PS 61-35
The effects of beach charasteristics on ghost crab (Ocypode quadrata) size and distribution

Friday, August 15, 2014
Exhibit Hall, Sacramento Convention Center
Yashira A. Cruz, Coastal Marine Biology, University of Puerto Rico Humacao, Juncos, PR
Ray Carthy, FL Coop Fish and Wildlife Unit, University of Florida, Gainesville, FL
Madan K. Oli, Department of Wildlife Ecology and Conservation, University of Florida, Gainesville, FL

Sandy beaches are dynamic environments inhabited by specific biota structured by physical forces. These environments are commonly exposed to natural and anthropogenic induced changes, such as storage, transport, exchange of sand, erosion and renourishment.  The ghost crab, Ocypode quadrata has been used as a bio-indicator of the health of sandy beaches based on anthropogenic and natural impacts, but there is a lack of research on how the species’ density, distribution and activity are affected by sediment movement. In this study, the coastline of Cape San Blas, Florida was evaluated for accretion or erosion in order to identify a possible correlation with ghost crab density and distribution. Three research sites were identified and classified as accreting, eroding or stable based on historical sediment movement patterns, and sampled three times a week for five consecutive weeks. For each sampling event, ghost crab burrows were counted and measured on three 30m by 1m plots per site, designated as littoral, berm and dune strata. Beach width was measured from the mean high water mark to the dune. Burrow count and size were compared within and between sites, based on beach width, time and strata with a basic fit model and a two tailed Fisher’s test. 

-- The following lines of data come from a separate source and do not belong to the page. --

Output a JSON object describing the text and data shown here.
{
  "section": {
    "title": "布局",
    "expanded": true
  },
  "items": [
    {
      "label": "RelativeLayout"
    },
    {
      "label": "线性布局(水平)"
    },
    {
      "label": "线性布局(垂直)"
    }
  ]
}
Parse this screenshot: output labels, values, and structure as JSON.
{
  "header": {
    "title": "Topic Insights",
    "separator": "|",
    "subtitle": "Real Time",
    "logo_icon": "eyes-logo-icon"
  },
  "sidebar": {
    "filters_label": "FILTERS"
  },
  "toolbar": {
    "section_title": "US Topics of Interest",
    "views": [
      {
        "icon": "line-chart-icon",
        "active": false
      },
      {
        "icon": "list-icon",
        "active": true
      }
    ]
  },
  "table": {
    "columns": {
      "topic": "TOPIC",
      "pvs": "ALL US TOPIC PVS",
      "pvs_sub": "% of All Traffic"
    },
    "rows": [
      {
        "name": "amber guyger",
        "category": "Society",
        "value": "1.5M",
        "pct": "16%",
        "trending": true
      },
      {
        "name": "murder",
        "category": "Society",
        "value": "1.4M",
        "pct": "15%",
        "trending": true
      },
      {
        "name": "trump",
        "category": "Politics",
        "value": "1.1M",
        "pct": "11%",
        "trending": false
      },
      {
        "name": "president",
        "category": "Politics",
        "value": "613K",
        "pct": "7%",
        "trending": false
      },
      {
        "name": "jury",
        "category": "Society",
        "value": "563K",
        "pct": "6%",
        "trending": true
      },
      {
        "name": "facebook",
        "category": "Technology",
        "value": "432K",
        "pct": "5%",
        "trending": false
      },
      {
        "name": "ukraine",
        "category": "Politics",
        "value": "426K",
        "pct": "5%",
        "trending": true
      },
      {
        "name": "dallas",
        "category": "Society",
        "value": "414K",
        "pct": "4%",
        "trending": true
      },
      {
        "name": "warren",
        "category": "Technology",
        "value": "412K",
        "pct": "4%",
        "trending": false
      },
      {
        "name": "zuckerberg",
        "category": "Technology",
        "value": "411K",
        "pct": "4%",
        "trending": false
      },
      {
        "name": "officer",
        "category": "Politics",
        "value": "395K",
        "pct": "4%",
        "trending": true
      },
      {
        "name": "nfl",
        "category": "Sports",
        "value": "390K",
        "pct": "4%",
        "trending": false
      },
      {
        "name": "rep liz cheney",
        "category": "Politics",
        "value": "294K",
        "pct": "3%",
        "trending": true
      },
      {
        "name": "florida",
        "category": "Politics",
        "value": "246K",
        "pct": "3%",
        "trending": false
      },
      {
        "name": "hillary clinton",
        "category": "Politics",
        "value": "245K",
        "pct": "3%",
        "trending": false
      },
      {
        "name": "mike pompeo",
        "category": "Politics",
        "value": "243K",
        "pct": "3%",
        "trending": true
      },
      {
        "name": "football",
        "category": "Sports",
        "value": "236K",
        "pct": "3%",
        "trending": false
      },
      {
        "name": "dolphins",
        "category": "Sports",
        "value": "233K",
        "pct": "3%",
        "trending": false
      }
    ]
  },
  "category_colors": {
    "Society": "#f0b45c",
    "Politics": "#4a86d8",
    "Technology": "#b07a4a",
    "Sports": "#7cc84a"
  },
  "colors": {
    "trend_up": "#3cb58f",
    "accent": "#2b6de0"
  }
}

The Fishers’ test reflected a significant difference when comparing strata between eroding and stable sites with a Pr (>| t |) value of  0.001 for both dunes. There was also a significant difference in size distribution for littoral area in these sites, with values of values of 0.001(eroding) and 0.01 (stable). The eroding site had a higher burrow count than the stable.  There was a negative correlation between beach width and burrow size. There was a gradient in vertical size distribution: smaller crabs appeared to concentrate close to the water line on the littoral area and the largest place themselves close to the dunes. These results indicate that ghost crabs may prefer more dynamic beach environments, and respond to size-specific needs by burrow placement on the beach.